Inspired by the cozy comfort of cabins he had seen when traveling, Wirt set about building his dream home in 1991. Resting on five acres of land, the 1,864–square-foot cabin has a full basement, four bedrooms, a loft and a high-pitched roof that dramatically opens up the space. “[The house itself] has a pretty basic design, but it has a high-pitched roof so that, when you walk in, it’s very open. That’s what I wanted. I wanted roominess,” says Wirt.
Originally from Northeast Ohio, Wirt left home and worked on a farm in Michigan as a young man. With a chuckle, he recounts memories of hard work that established a work ethic that he carries forward today. “It was a great education for me, with a lot of long hours,” says Wirt.

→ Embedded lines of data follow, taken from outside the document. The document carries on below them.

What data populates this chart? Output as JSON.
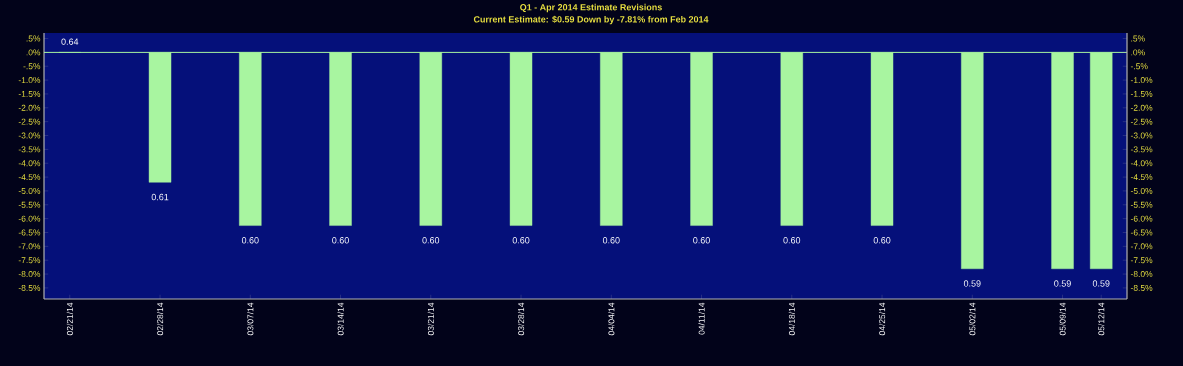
{
  "chart_data": {
    "type": "bar",
    "title": "Q1 - Apr 2014  Estimate Revisions",
    "subtitle": "Current Estimate: $0.59 Down by -7.81% from Feb 2014",
    "x": [
      "2014-02-21",
      "2014-02-28",
      "2014-03-07",
      "2014-03-14",
      "2014-03-21",
      "2014-03-28",
      "2014-04-04",
      "2014-04-11",
      "2014-04-18",
      "2014-04-25",
      "2014-05-02",
      "2014-05-09",
      "2014-05-12"
    ],
    "values": [
      0,
      -4.69,
      -6.25,
      -6.25,
      -6.25,
      -6.25,
      -6.25,
      -6.25,
      -6.25,
      -6.25,
      -7.81,
      -7.81,
      -7.81
    ],
    "annotations": [
      {
        "text": "0.64",
        "x": "2014-02-21",
        "y": 0
      },
      {
        "text": "0.61",
        "x": "2014-02-28",
        "y": -4.69
      },
      {
        "text": "0.60",
        "x": "2014-03-07",
        "y": -6.25
      },
      {
        "text": "0.60",
        "x": "2014-03-14",
        "y": -6.25
      },
      {
        "text": "0.60",
        "x": "2014-03-21",
        "y": -6.25
      },
      {
        "text": "0.60",
        "x": "2014-03-28",
        "y": -6.25
      },
      {
        "text": "0.60",
        "x": "2014-04-04",
        "y": -6.25
      },
      {
        "text": "0.60",
        "x": "2014-04-11",
        "y": -6.25
      },
      {
        "text": "0.60",
        "x": "2014-04-18",
        "y": -6.25
      },
      {
        "text": "0.60",
        "x": "2014-04-25",
        "y": -6.25
      },
      {
        "text": "0.59",
        "x": "2014-05-02",
        "y": -7.81
      },
      {
        "text": "0.59",
        "x": "2014-05-09",
        "y": -7.81
      },
      {
        "text": "0.59",
        "x": "2014-05-12",
        "y": -7.81
      }
    ],
    "color": "#a8f5a0",
    "xlim": [
      "2014-02-19",
      "2014-05-14"
    ],
    "xticks": [
      {
        "value": "2014-02-21",
        "label": "02/21/14"
      },
      {
        "value": "2014-02-28",
        "label": "02/28/14"
      },
      {
        "value": "2014-03-07",
        "label": "03/07/14"
      },
      {
        "value": "2014-03-14",
        "label": "03/14/14"
      },
      {
        "value": "2014-03-21",
        "label": "03/21/14"
      },
      {
        "value": "2014-03-28",
        "label": "03/28/14"
      },
      {
        "value": "2014-04-04",
        "label": "04/04/14"
      },
      {
        "value": "2014-04-11",
        "label": "04/11/14"
      },
      {
        "value": "2014-04-18",
        "label": "04/18/14"
      },
      {
        "value": "2014-04-25",
        "label": "04/25/14"
      },
      {
        "value": "2014-05-02",
        "label": "05/02/14"
      },
      {
        "value": "2014-05-09",
        "label": "05/09/14"
      },
      {
        "value": "2014-05-12",
        "label": "05/12/14"
      }
    ],
    "ylim": [
      -8.9,
      0.7
    ],
    "yticks": [
      {
        "value": 0.5,
        "label": ".5%"
      },
      {
        "value": 0,
        "label": ".0%"
      },
      {
        "value": -0.5,
        "label": "-.5%"
      },
      {
        "value": -1,
        "label": "-1.0%"
      },
      {
        "value": -1.5,
        "label": "-1.5%"
      },
      {
        "value": -2,
        "label": "-2.0%"
      },
      {
        "value": -2.5,
        "label": "-2.5%"
      },
      {
        "value": -3,
        "label": "-3.0%"
      },
      {
        "value": -3.5,
        "label": "-3.5%"
      },
      {
        "value": -4,
        "label": "-4.0%"
      },
      {
        "value": -4.5,
        "label": "-4.5%"
      },
      {
        "value": -5,
        "label": "-5.0%"
      },
      {
        "value": -5.5,
        "label": "-5.5%"
      },
      {
        "value": -6,
        "label": "-6.0%"
      },
      {
        "value": -6.5,
        "label": "-6.5%"
      },
      {
        "value": -7,
        "label": "-7.0%"
      },
      {
        "value": -7.5,
        "label": "-7.5%"
      },
      {
        "value": -8,
        "label": "-8.0%"
      },
      {
        "value": -8.5,
        "label": "-8.5%"
      }
    ],
    "y2lim": [
      -8.9,
      0.7
    ],
    "y2ticks": [
      {
        "value": 0.5,
        "label": ".5%"
      },
      {
        "value": 0,
        "label": ".0%"
      },
      {
        "value": -0.5,
        "label": "-.5%"
      },
      {
        "value": -1,
        "label": "-1.0%"
      },
      {
        "value": -1.5,
        "label": "-1.5%"
      },
      {
        "value": -2,
        "label": "-2.0%"
      },
      {
        "value": -2.5,
        "label": "-2.5%"
      },
      {
        "value": -3,
        "label": "-3.0%"
      },
      {
        "value": -3.5,
        "label": "-3.5%"
      },
      {
        "value": -4,
        "label": "-4.0%"
      },
      {
        "value": -4.5,
        "label": "-4.5%"
      },
      {
        "value": -5,
        "label": "-5.0%"
      },
      {
        "value": -5.5,
        "label": "-5.5%"
      },
      {
        "value": -6,
        "label": "-6.0%"
      },
      {
        "value": -6.5,
        "label": "-6.5%"
      },
      {
        "value": -7,
        "label": "-7.0%"
      },
      {
        "value": -7.5,
        "label": "-7.5%"
      },
      {
        "value": -8,
        "label": "-8.0%"
      },
      {
        "value": -8.5,
        "label": "-8.5%"
      }
    ],
    "ref_lines": [
      {
        "axis": "y",
        "value": 0,
        "color": "#a8f5a0"
      }
    ],
    "grid": false
  }
}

He returned to the Akron area to help with his father’s business and later, run it. Currently, Wirt is the owner of Mascon Equipment. Combining the work ethic he learned on the farm and his construction background from his business, Wirt decided to design and build his own home. “It got to a point where I was renting, and I started looking for property. I have drafting skills and I said “I can design a house.” So I spent a year and a half researching — I’m in the construction field so I had a lot of contractors that I asked a lot of questions.”

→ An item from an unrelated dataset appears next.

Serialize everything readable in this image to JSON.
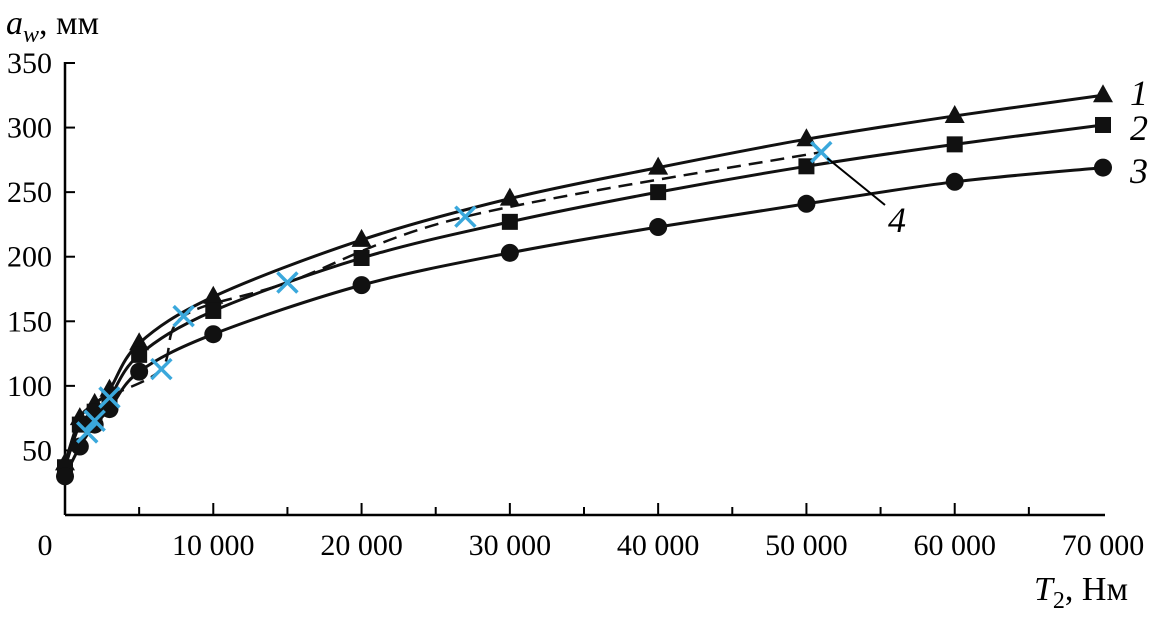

Step by step Wirt began planning his home. He reached out to a company in Montana for the logs. “I did all of the designs and then sent those plans to a company, like an architect, and they go to a mill that mills the logs,” says Wirt. Once the plans were ready to go, the supplies were sent to Wirt and he began the construction of the cabin. Utilities were contracted out, but the main bulk of the construction was completed by Wirt himself. It took about three years for the majority of the work to be completed.

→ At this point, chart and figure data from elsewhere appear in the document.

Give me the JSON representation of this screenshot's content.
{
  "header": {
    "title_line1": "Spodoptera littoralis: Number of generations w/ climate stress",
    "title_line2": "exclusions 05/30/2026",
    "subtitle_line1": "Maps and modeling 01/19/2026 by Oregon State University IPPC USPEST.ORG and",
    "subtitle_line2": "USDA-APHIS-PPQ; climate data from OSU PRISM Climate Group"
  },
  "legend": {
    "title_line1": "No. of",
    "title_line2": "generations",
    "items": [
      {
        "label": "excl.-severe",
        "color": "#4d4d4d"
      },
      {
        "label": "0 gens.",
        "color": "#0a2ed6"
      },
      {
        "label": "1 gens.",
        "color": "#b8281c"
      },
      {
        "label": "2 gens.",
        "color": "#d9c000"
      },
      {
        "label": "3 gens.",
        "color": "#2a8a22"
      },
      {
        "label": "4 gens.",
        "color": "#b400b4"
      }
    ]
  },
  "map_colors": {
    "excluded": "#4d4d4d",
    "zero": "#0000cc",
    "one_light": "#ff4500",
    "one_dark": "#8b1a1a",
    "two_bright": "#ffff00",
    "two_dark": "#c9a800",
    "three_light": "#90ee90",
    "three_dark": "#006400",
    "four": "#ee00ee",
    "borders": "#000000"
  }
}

The hard work was worth it for Wirt who still loves his home years later. “Sitting in a log house with the fire burning, you can’t ask for a more comfortable esthetic setting.”
The cabin is not the only thing that Wirt has hand-crafted. He also designs beautifully unique pieces of furniture out of a wood called twisted juniper. This artistic pursuit is one that began while on his honeymoon with his wife, local singer Helen Welch, in Michigan. On their way home, the couple stumbled upon a piece of practical art. “We were passing a place and it had all of this wooden stuff sitting out along the road. We pulled in and there was a guy making this furniture using this type of wood.” With the addition of one very unique dinning table, Wirt and his wife returned home, where he began to utilize the twisted pieces of juniper in furniture creations.
His side business, called Twisted Wood Designs, is still in its infancy. Each piece of what he calls practical art, takes it’s own shape. Wirt’s process for each creation begins with an idea of what he wants to build. “It involves a lot of wine, my stool in the basement, and an idea—if I want to come up with a table or a chair, I need an objective to start with. Then I just start laying all this wood out and start talking to it, looking at it, laying it down, turning it around and putting it upside down. Whatever you can do to start getting a plan to put it together,” says Wirt.
Each whimsical piece is more than just an expression of an artistic idea. It serves a real purpose within Wirt’s home and the homes of those who purchase the pieces. “I like the idea of functional art. I like painting things, but I like when people can feel, touch, sit in, walk around a piece of art,” says Wirt.
Together, his home and the functional art within it create a place that is truly home to him. “A house should make a statement about yourself. That’s the one thing I have strived for. People think that a big house is making a statement—I think it’s more your living space than what you’re trying to show off to the neighbors.”